Kristian Kristiansen

Kristian Kristiansen was born in Tromsø. His mother was from Budalen in Gauldal, and this eventually brought the family to Hovin initially, and then to Trondheim in the early 1920s. Here the family settled down at Stavne.
Kristian made his living as a clerk and by doing miscellaneous odd jobs. He had versatile artistic talents, and gradually the author in him blossomed. He had some books published in the late 1930s. But then the war came. Kristiansen was involved in the resistance movement, and was forced to flee to Sweden. But he continued to write, and returned to Trondheim in 1945, now as a married man.
Kristiansen's most accomplished literary achievements are found in his novels set in a historical Trondheim: These are the trilogy about Adrian posepilt [Adrian beggar boy], 1950; Vårherres blindebukk [The Lord's blind man's bluff], 1952; and I den sorte gryte [Into the black pot], 1954), and the three free-standing novels Jesper nattmann [Jesper the sanitation man] (1957), Jomfru Lide [The Spinster] (1960) and Klokken på Kalvskinnet [The Bells in Kalvskinnet] (1966).
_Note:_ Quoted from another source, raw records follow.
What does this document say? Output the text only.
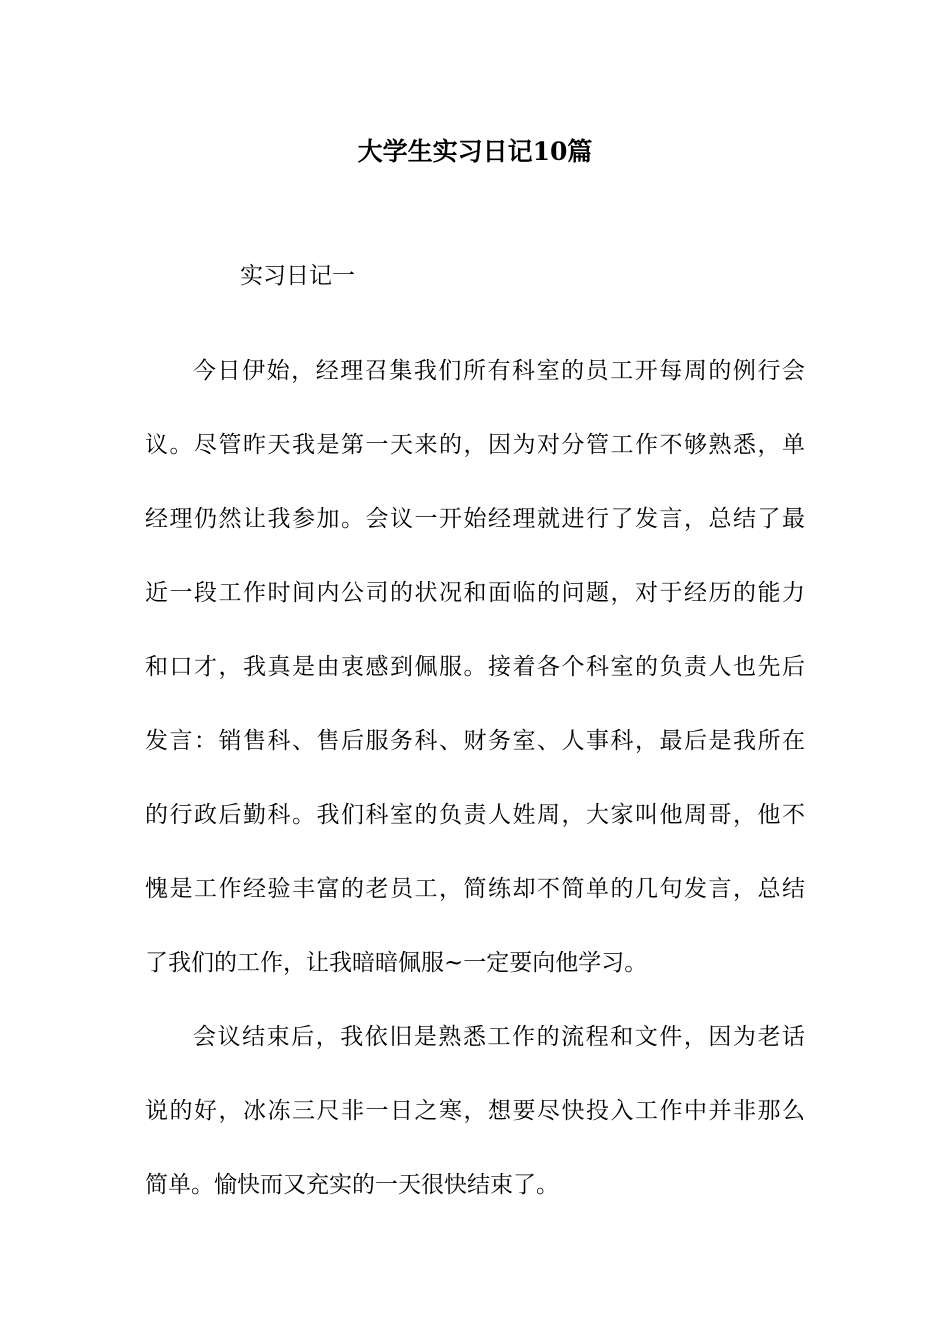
大学生实习日记10篇

实习日记一

今日伊始，经理召集我们所有科室的员工开每周的例行会
议。尽管昨天我是第一天来的，因为对分管工作不够熟悉，单
经理仍然让我参加。会议一开始经理就进行了发言，总结了最
近一段工作时间内公司的状况和面临的问题，对于经历的能力
和口才，我真是由衷感到佩服。接着各个科室的负责人也先后
发言：销售科、售后服务科、财务室、人事科，最后是我所在
的行政后勤科。我们科室的负责人姓周，大家叫他周哥，他不
愧是工作经验丰富的老员工，简练却不简单的几句发言，总结
了我们的工作，让我暗暗佩服~一定要向他学习。

会议结束后，我依旧是熟悉工作的流程和文件，因为老话
说的好，冰冻三尺非一日之寒，想要尽快投入工作中并非那么
简单。愉快而又充实的一天很快结束了。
The plots in all these novels are set in the seventeenth, eighteenth and nineteenth centuries, often focusing on outsiders and social rejects.
Kristiansen's house Adrianstua in Ringvebukta is used today by Trøndersk forfattersentrum [society of authors]. Here annual events are held to celebrate the memory of a well-loved author from Trondheim.
Recommended reading: Helge Normann Nilsen: Et forsvar for de utstøtte [In defence of the outsiders]. Trondheim folkebibliotek, 1998.